Non sento Noah da una settimana, cinque giorni da quella specie di festa nel bosco. Il legame con Logan è un filo sottilissimo che non aspetta altro di essere spezzato, non lo sento quasi nemmeno più. Ha cercato ancora di parlarmi, me lo sono ritrovata davanti casa il giorno dopo quella festa. Inutile dire che non riesco più a vedere in lui un briciolo di quell'amore che mi ha spinta a rinunciare a tutto per lui. Non lo so, vi giuro io non so dirvi come siamo arrivati a questo punto. Se ripenso a quello che è stato, a quando ho incontrato Logan, mi sembra impossibile che lo stesso uomo sia quello che adesso mi fa tutto questo. Non sembra rimasto niente di quel Logan che ho incontrato al campus dell'università, lo stesso che mi ha agganciata con un sorriso disarmante, che voleva solo delle indicazioni. Sono giorni che mi interrogo, affondo nei miei ricordi da umana che mi sono rimasti e cerco di ricordare non gli eventi, quelli li ricordo perfettamente, ma le emozioni, le sensazioni che provavo. Non me lo ricordo più com'è che batteva il mio cuore quando lui era accanto a me, non me lo riesco più a ricordare che cosa provavo quando lui mi baciava le prime volte.

Scivolo con le mani contro il cemento di quel parapetto, ho le spalle un po' contratte in quella posa che vede il mio busto appena sporto verso l'esterno, non smetto di scandagliare tutto ciò che accade sotto di me. Lì sotto, tre piani sotto di me, c'è Noah che sta continuando la sua vita indipendente da me. Esce, vive, non sento il suo battito del cuore, non posso capire dal suo respiro che cosa prova. Posso solo vederlo, assicurarmi che continui a vivere a dispetto di tutto e tutti, me compresa. Soprattutto a dispetto mio che sono morta, troppo morta per lui.

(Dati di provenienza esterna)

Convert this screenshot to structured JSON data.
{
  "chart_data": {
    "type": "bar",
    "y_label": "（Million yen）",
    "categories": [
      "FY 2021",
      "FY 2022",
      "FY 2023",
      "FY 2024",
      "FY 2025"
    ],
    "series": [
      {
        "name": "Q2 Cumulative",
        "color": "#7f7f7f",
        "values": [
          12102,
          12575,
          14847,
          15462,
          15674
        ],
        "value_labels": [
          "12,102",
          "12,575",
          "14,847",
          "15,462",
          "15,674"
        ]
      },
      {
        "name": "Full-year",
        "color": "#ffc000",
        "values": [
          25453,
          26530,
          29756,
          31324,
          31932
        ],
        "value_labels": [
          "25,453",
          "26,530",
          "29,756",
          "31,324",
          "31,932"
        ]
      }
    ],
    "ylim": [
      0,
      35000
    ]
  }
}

Che cosa provava Logan quando aveva me umana? Quando mi seguiva per assicurarsi che nulla potesse toccarmi nella mia fragile condizione? Abbiamo così tanta forza, potere. Possiamo smuovere le montagne noi Eterni, possiamo soverchiare volontà ferree, rovesciare governi, causare guerre così come interromperle, ma poi davanti alla vita diventiamo impotenti. Sono quasi sicura che tutto ciò che sto provando io, Logan non l'ha mai provato. Lui è sempre stato deciso nel prendersi ciò che voleva, quando voleva, come lo voleva. Vedete, le cose non sono nere o bianche, ho imparato nel corso della mia esistenza che quelle che dominano sono le sfumature che intercorrono fra questi due colori primari. Tutto un range di grigi che colorano la vita, danno loro sapore e fanno vibrare le corde dell'anima.

Avrei voluto che Logan davanti alla mia vita titubasse esattamente come io sto facendo davanti la vita di Noah. Chi mi fermerebbe? Nessuno potrebbe. È senza arroganza che mi reputo una vampira forte perché sono dovuta diventarlo. Ho dovuto trovare in me stessa la forza non solo d'animo, ma fisica per sopravvivere in un mondo che non mi apparteneva e che continuava a masticarmi e a sputarmi fuori come una cicca dal sapore oramai stantio.